Search code examples
randomopen-source

Representative sample size calculation.


I want to manually analyze bug reports of three large software projects. Total bug reports of the three projects are 10,000, 12,000, and 8000. I need to examine bug reports, comments, and bug fixing files. Manually analyze all bug reports are a time-consuming and difficult task. For these reasons, I would like to take a sample of bug reports from each project. Would you please suggest me how many bugs reports from each project should I analyze to make a representative sample size.


Solution

  • It depends on the following two things:

    Confidence level: It tells you how sure you can be. The 95% confidence level means you can be 95% certain; the 99% confidence level means you can be 99% certain. Most researchers use the 95% confidence level.

    Confidence interval (margin of error): It is the plus-or-minus figure that is an acceptable deviation from the actual result. Most researchers use the 5% confidence interval.

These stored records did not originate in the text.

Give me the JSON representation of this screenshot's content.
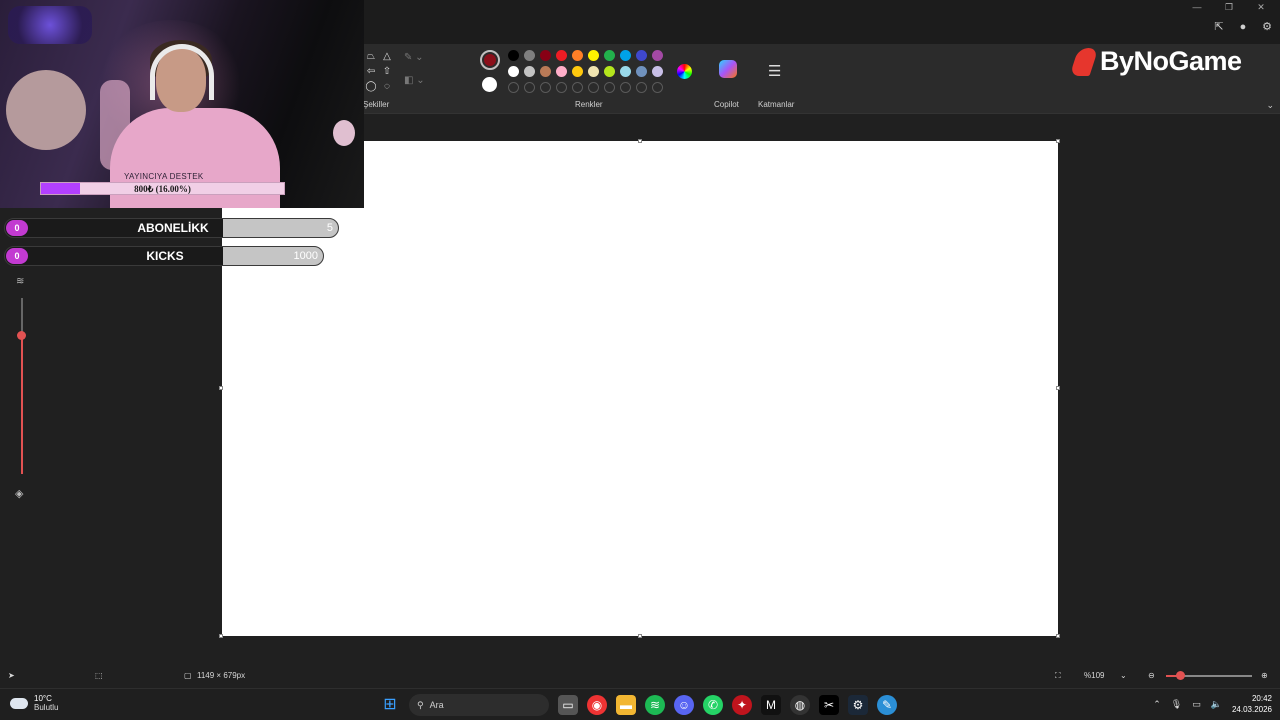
{
  "window": {
    "controls": [
      "—",
      "❐",
      "✕"
    ]
  },
  "ribbon": {
    "groups": {
      "shapes_label": "Şekiller",
      "colors_label": "Renkler",
      "copilot_label": "Copilot",
      "layers_label": "Katmanlar"
    },
    "primary_color": "#8b0f1a",
    "secondary_color": "#ffffff",
    "palette": [
      "#000000",
      "#7f7f7f",
      "#880015",
      "#ed1c24",
      "#ff7f27",
      "#fff200",
      "#22b14c",
      "#00a2e8",
      "#3f48cc",
      "#a349a4",
      "#ffffff",
      "#c3c3c3",
      "#b97a57",
      "#ffaec9",
      "#ffc90e",
      "#efe4b0",
      "#b5e61d",
      "#99d9ea",
      "#7092be",
      "#c8bfe7",
      "",
      "",
      "",
      "",
      "",
      "",
      "",
      "",
      "",
      ""
    ]
  },
  "brand": {
    "logo_text": "ByNoGame"
  },
  "overlay": {
    "support_title": "YAYINCIYA DESTEK",
    "support_text": "800₺ (16.00%)",
    "support_progress": 16,
    "goals": [
      {
        "badge": "0",
        "label": "ABONELİKK",
        "value": "5"
      },
      {
        "badge": "0",
        "label": "KICKS",
        "value": "1000"
      }
    ]
  },
  "statusbar": {
    "canvas_size": "1149 × 679px",
    "zoom": "%109",
    "zoom_level": 0.12
  },
  "taskbar": {
    "temperature": "10°C",
    "weather": "Bulutlu",
    "search_placeholder": "Ara",
    "time": "20:42",
    "date": "24.03.2026"
  }
}
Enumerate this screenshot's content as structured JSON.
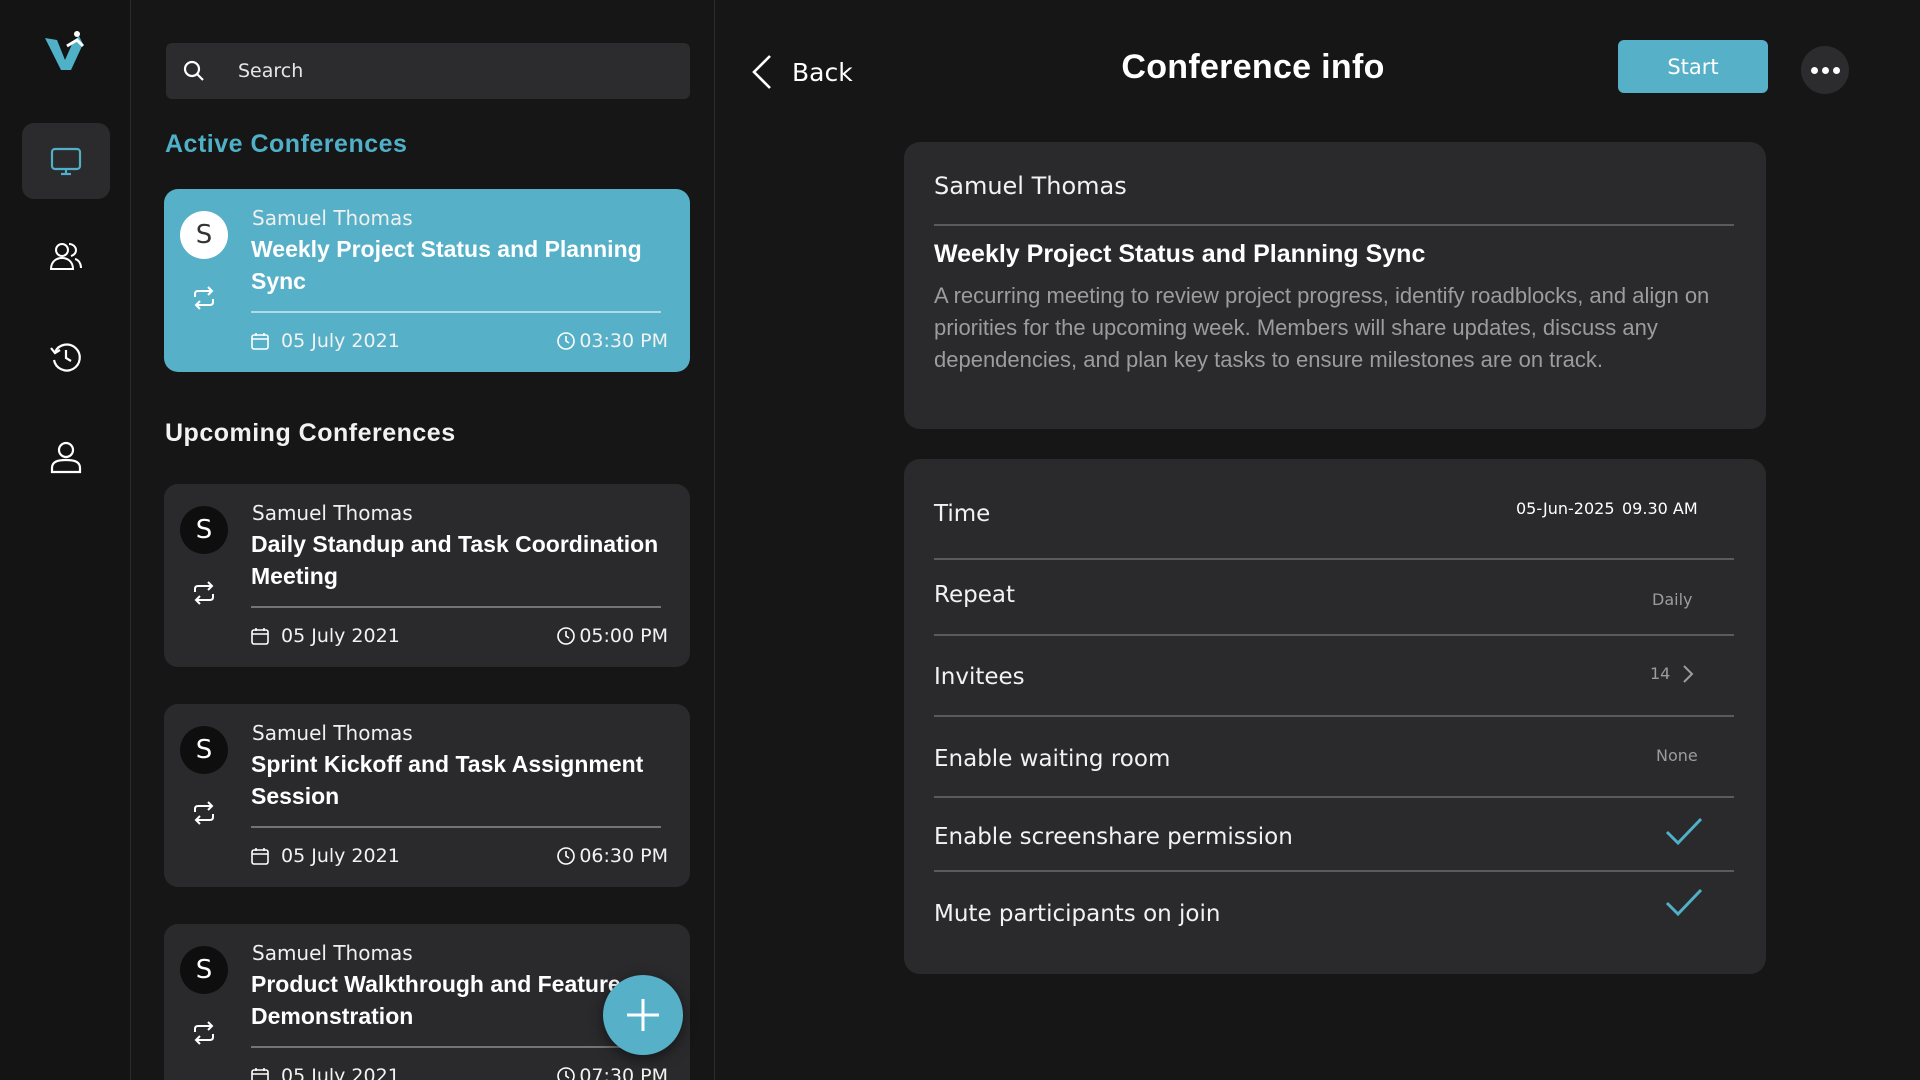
{
  "colors": {
    "accent": "#55b0c8",
    "accent_text": "#4fb0c8",
    "background": "#161616",
    "card": "#2a2a2c",
    "muted_text": "#9c9c9c"
  },
  "rail": {
    "items": [
      {
        "icon": "monitor-icon",
        "active": true
      },
      {
        "icon": "contacts-icon",
        "active": false
      },
      {
        "icon": "history-icon",
        "active": false
      },
      {
        "icon": "profile-icon",
        "active": false
      }
    ]
  },
  "search": {
    "placeholder": "Search"
  },
  "sections": {
    "active_title": "Active Conferences",
    "upcoming_title": "Upcoming Conferences"
  },
  "active_conference": {
    "initial": "S",
    "owner": "Samuel Thomas",
    "title": "Weekly Project Status and Planning Sync",
    "date": "05 July 2021",
    "time": "03:30 PM"
  },
  "upcoming_conferences": [
    {
      "initial": "S",
      "owner": "Samuel Thomas",
      "title": "Daily Standup and Task Coordination Meeting",
      "date": "05 July 2021",
      "time": "05:00 PM"
    },
    {
      "initial": "S",
      "owner": "Samuel Thomas",
      "title": "Sprint Kickoff and Task Assignment Session",
      "date": "05 July 2021",
      "time": "06:30 PM"
    },
    {
      "initial": "S",
      "owner": "Samuel Thomas",
      "title": "Product Walkthrough and Feature Demonstration",
      "date": "05 July 2021",
      "time": "07:30 PM"
    }
  ],
  "header": {
    "back_label": "Back",
    "title": "Conference info",
    "start_label": "Start"
  },
  "info": {
    "owner": "Samuel Thomas",
    "title": "Weekly Project Status and Planning Sync",
    "description": "A recurring meeting to review project progress, identify roadblocks, and align on priorities for the upcoming week. Members will share updates, discuss any dependencies, and plan key tasks to ensure milestones are on track."
  },
  "settings": {
    "time_label": "Time",
    "time_date": "05-Jun-2025",
    "time_value": "09.30 AM",
    "repeat_label": "Repeat",
    "repeat_value": "Daily",
    "invitees_label": "Invitees",
    "invitees_value": "14",
    "waiting_label": "Enable waiting room",
    "waiting_value": "None",
    "screenshare_label": "Enable screenshare permission",
    "screenshare_enabled": true,
    "mute_label": "Mute participants on join",
    "mute_enabled": true
  }
}
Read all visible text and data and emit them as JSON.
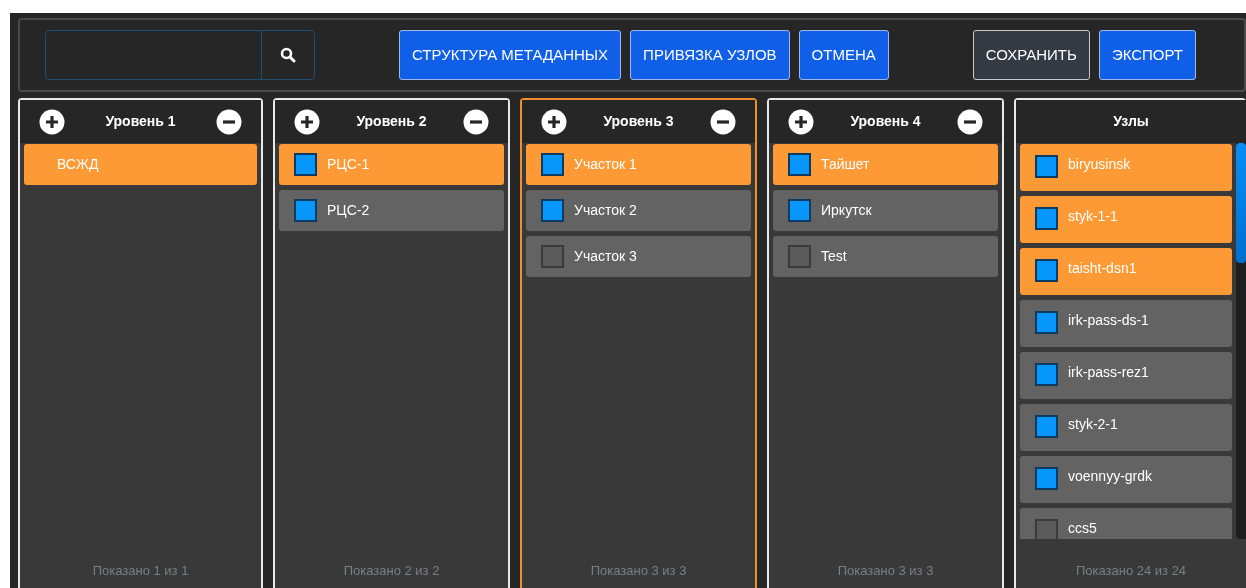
{
  "toolbar": {
    "buttons": [
      {
        "label": "СТРУКТУРА МЕТАДАННЫХ",
        "kind": "primary"
      },
      {
        "label": "ПРИВЯЗКА УЗЛОВ",
        "kind": "primary"
      },
      {
        "label": "ОТМЕНА",
        "kind": "primary"
      },
      {
        "label": "СОХРАНИТЬ",
        "kind": "secondary"
      },
      {
        "label": "ЭКСПОРТ",
        "kind": "primary"
      }
    ]
  },
  "columns": [
    {
      "kind": "level",
      "title": "Уровень 1",
      "active": false,
      "footer": "Показано 1 из 1",
      "items": [
        {
          "kind": "plain",
          "label": "ВСЖД",
          "selected": true
        }
      ]
    },
    {
      "kind": "level",
      "title": "Уровень 2",
      "active": false,
      "footer": "Показано 2 из 2",
      "items": [
        {
          "kind": "checkbox",
          "label": "РЦС-1",
          "selected": true,
          "checked": true
        },
        {
          "kind": "checkbox",
          "label": "РЦС-2",
          "selected": false,
          "checked": true
        }
      ]
    },
    {
      "kind": "level",
      "title": "Уровень 3",
      "active": true,
      "footer": "Показано 3 из 3",
      "items": [
        {
          "kind": "checkbox",
          "label": "Участок 1",
          "selected": true,
          "checked": true
        },
        {
          "kind": "checkbox",
          "label": "Участок 2",
          "selected": false,
          "checked": true
        },
        {
          "kind": "checkbox",
          "label": "Участок 3",
          "selected": false,
          "checked": false
        }
      ]
    },
    {
      "kind": "level",
      "title": "Уровень 4",
      "active": false,
      "footer": "Показано 3 из 3",
      "items": [
        {
          "kind": "checkbox",
          "label": "Тайшет",
          "selected": true,
          "checked": true
        },
        {
          "kind": "checkbox",
          "label": "Иркутск",
          "selected": false,
          "checked": true
        },
        {
          "kind": "checkbox",
          "label": "Test",
          "selected": false,
          "checked": false
        }
      ]
    },
    {
      "kind": "nodes",
      "title": "Узлы",
      "active": false,
      "footer": "Показано 24 из 24",
      "items": [
        {
          "kind": "checkbox",
          "label": "biryusinsk",
          "selected": true,
          "checked": true
        },
        {
          "kind": "checkbox",
          "label": "styk-1-1",
          "selected": true,
          "checked": true
        },
        {
          "kind": "checkbox",
          "label": "taisht-dsn1",
          "selected": true,
          "checked": true
        },
        {
          "kind": "checkbox",
          "label": "irk-pass-ds-1",
          "selected": false,
          "checked": true
        },
        {
          "kind": "checkbox",
          "label": "irk-pass-rez1",
          "selected": false,
          "checked": true
        },
        {
          "kind": "checkbox",
          "label": "styk-2-1",
          "selected": false,
          "checked": true
        },
        {
          "kind": "checkbox",
          "label": "voennyy-grdk",
          "selected": false,
          "checked": true
        },
        {
          "kind": "checkbox",
          "label": "ccs5",
          "selected": false,
          "checked": false
        }
      ]
    }
  ]
}
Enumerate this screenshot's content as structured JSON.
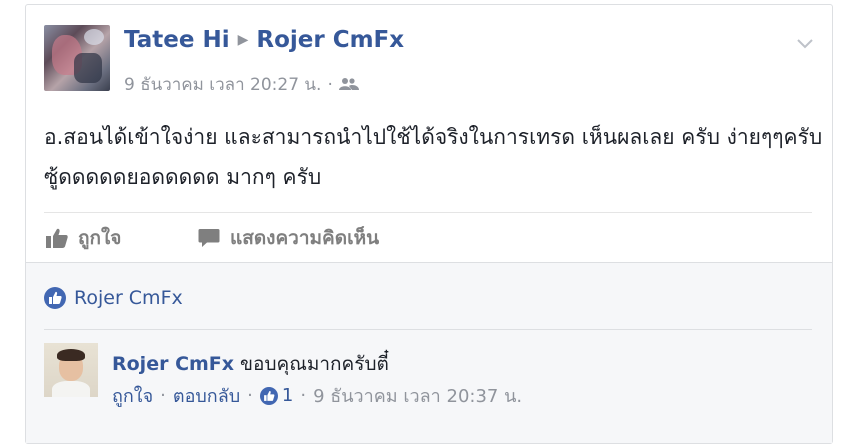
{
  "post": {
    "author": "Tatee Hi",
    "target": "Rojer CmFx",
    "timestamp": "9 ธันวาคม เวลา 20:27 น.",
    "audience_icon": "friends-icon",
    "text": "อ.สอนได้เข้าใจง่าย และสามารถนำไปใช้ได้จริงในการเทรด เห็นผลเลย ครับ ง่ายๆๆครับ ซู้ดดดดดยอดดดดด มากๆ ครับ",
    "options_icon": "chevron-down-icon"
  },
  "actions": {
    "like_label": "ถูกใจ",
    "comment_label": "แสดงความคิดเห็น"
  },
  "likes": {
    "liked_by": "Rojer CmFx"
  },
  "comment": {
    "author": "Rojer CmFx",
    "text": "ขอบคุณมากครับตี๋",
    "like_label": "ถูกใจ",
    "reply_label": "ตอบกลับ",
    "reaction_count": "1",
    "timestamp": "9 ธันวาคม เวลา 20:37 น."
  },
  "colors": {
    "link": "#365899",
    "meta": "#90949c",
    "like_blue": "#4267b2",
    "comments_bg": "#f6f7f9"
  }
}
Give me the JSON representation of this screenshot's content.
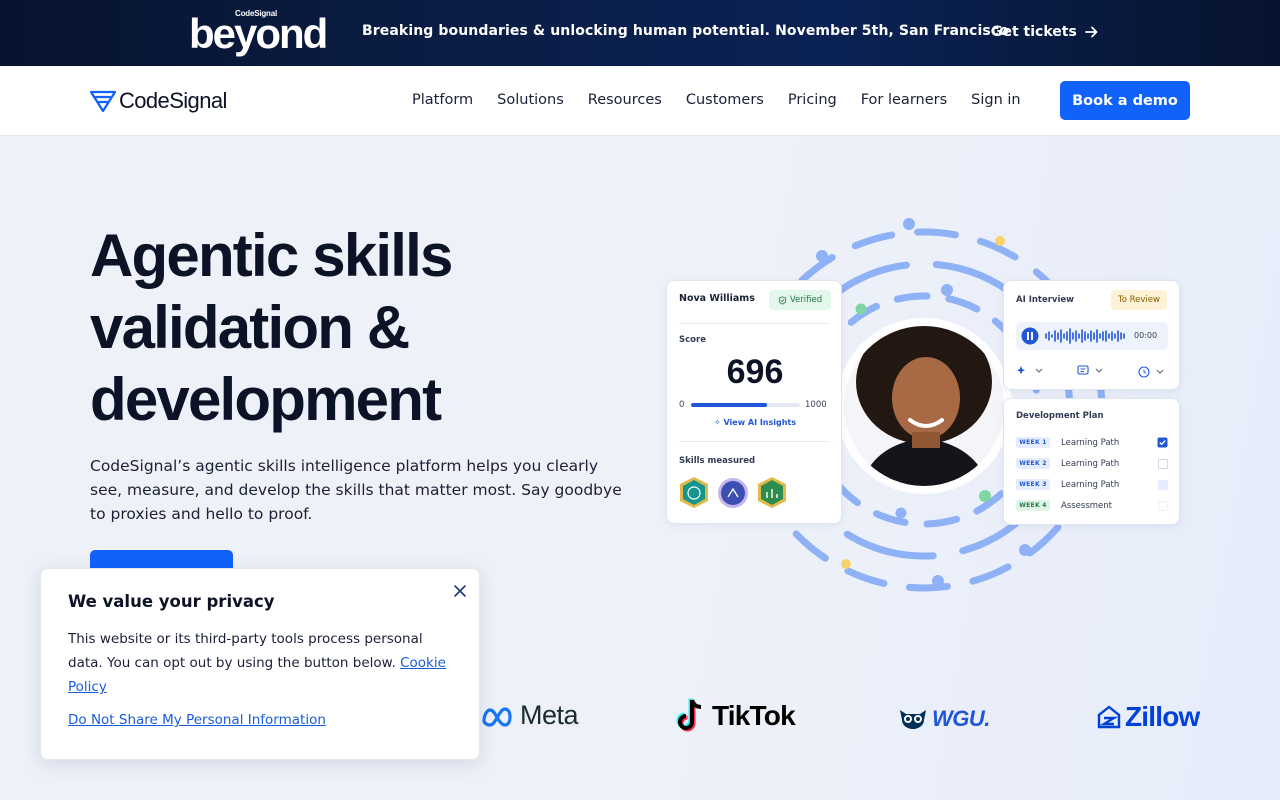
{
  "banner": {
    "logo_small": "CodeSignal",
    "logo_big": "beyond",
    "text": "Breaking boundaries & unlocking human potential. November 5th, San Francisco",
    "cta": "Get tickets"
  },
  "nav": {
    "brand": "CodeSignal",
    "links": [
      "Platform",
      "Solutions",
      "Resources",
      "Customers",
      "Pricing",
      "For learners",
      "Sign in"
    ],
    "cta": "Book a demo"
  },
  "hero": {
    "title": "Agentic skills validation & development",
    "subtitle": "CodeSignal’s agentic skills intelligence platform helps you clearly see, measure, and develop the skills that matter most. Say goodbye to proxies and hello to proof."
  },
  "profile_card": {
    "name": "Nova Williams",
    "badge": "Verified",
    "score_label": "Score",
    "score": "696",
    "range_min": "0",
    "range_max": "1000",
    "score_fraction": 0.696,
    "insights_link": "View AI Insights",
    "skills_label": "Skills measured"
  },
  "ai_card": {
    "title": "AI Interview",
    "badge": "To Review",
    "time": "00:00"
  },
  "dev_card": {
    "title": "Development Plan",
    "rows": [
      {
        "week": "WEEK 1",
        "label": "Learning Path",
        "checked": true
      },
      {
        "week": "WEEK 2",
        "label": "Learning Path",
        "checked": false
      },
      {
        "week": "WEEK 3",
        "label": "Learning Path",
        "checked": false
      },
      {
        "week": "WEEK 4",
        "label": "Assessment",
        "checked": false
      }
    ]
  },
  "logos": [
    "Meta",
    "TikTok",
    "WGU.",
    "Zillow"
  ],
  "privacy": {
    "title": "We value your privacy",
    "body": "This website or its third-party tools process personal data. You can opt out by using the button below.",
    "policy_link": "Cookie Policy",
    "opt_out_link": "Do Not Share My Personal Information"
  },
  "colors": {
    "brand_blue": "#1062fb",
    "banner_bg": "#0b1d45",
    "hero_bg": "#eef1f8"
  }
}
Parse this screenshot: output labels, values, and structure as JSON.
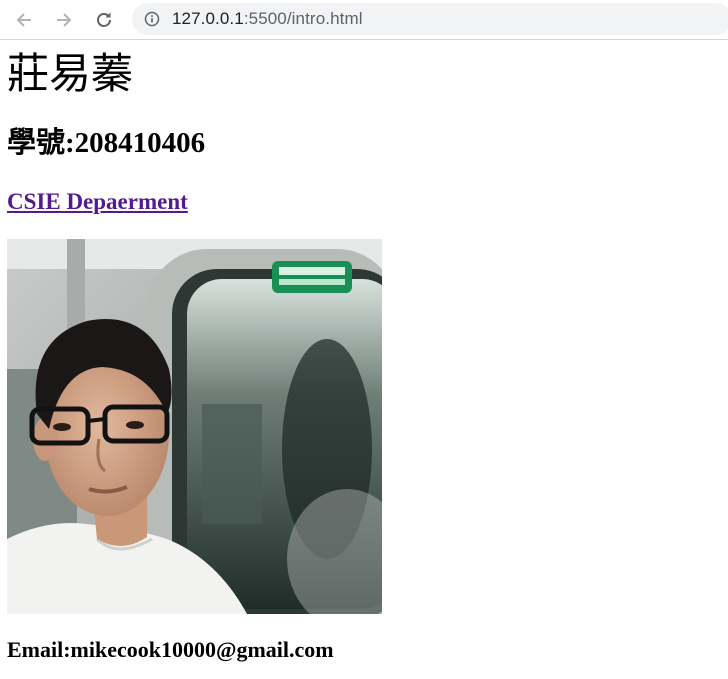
{
  "browser": {
    "url_host": "127.0.0.1",
    "url_rest": ":5500/intro.html"
  },
  "page": {
    "name": "莊易蓁",
    "student_id": "學號:208410406",
    "department_link": "CSIE Depaerment",
    "email": "Email:mikecook10000@gmail.com"
  },
  "colors": {
    "visited_link": "#551a8b",
    "omnibox_bg": "#f1f3f4"
  },
  "icons": {
    "back": "arrow-left-icon",
    "forward": "arrow-right-icon",
    "reload": "reload-icon",
    "site_info": "info-icon"
  }
}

    Therefore, you can use a 95% confidence level and 5% confidence interval to generate your sample size.

    For example,

    The population size of project A=10,000
    Confidence Level = 95%
    Confidence Interval =5%
    So, representative sample size=370 (That means you should analyze 370 bug reports for project A)
    

    I usually use the sample size calculator to calculate sample size. (https://www.surveysystem.com/sscalc.htm#one)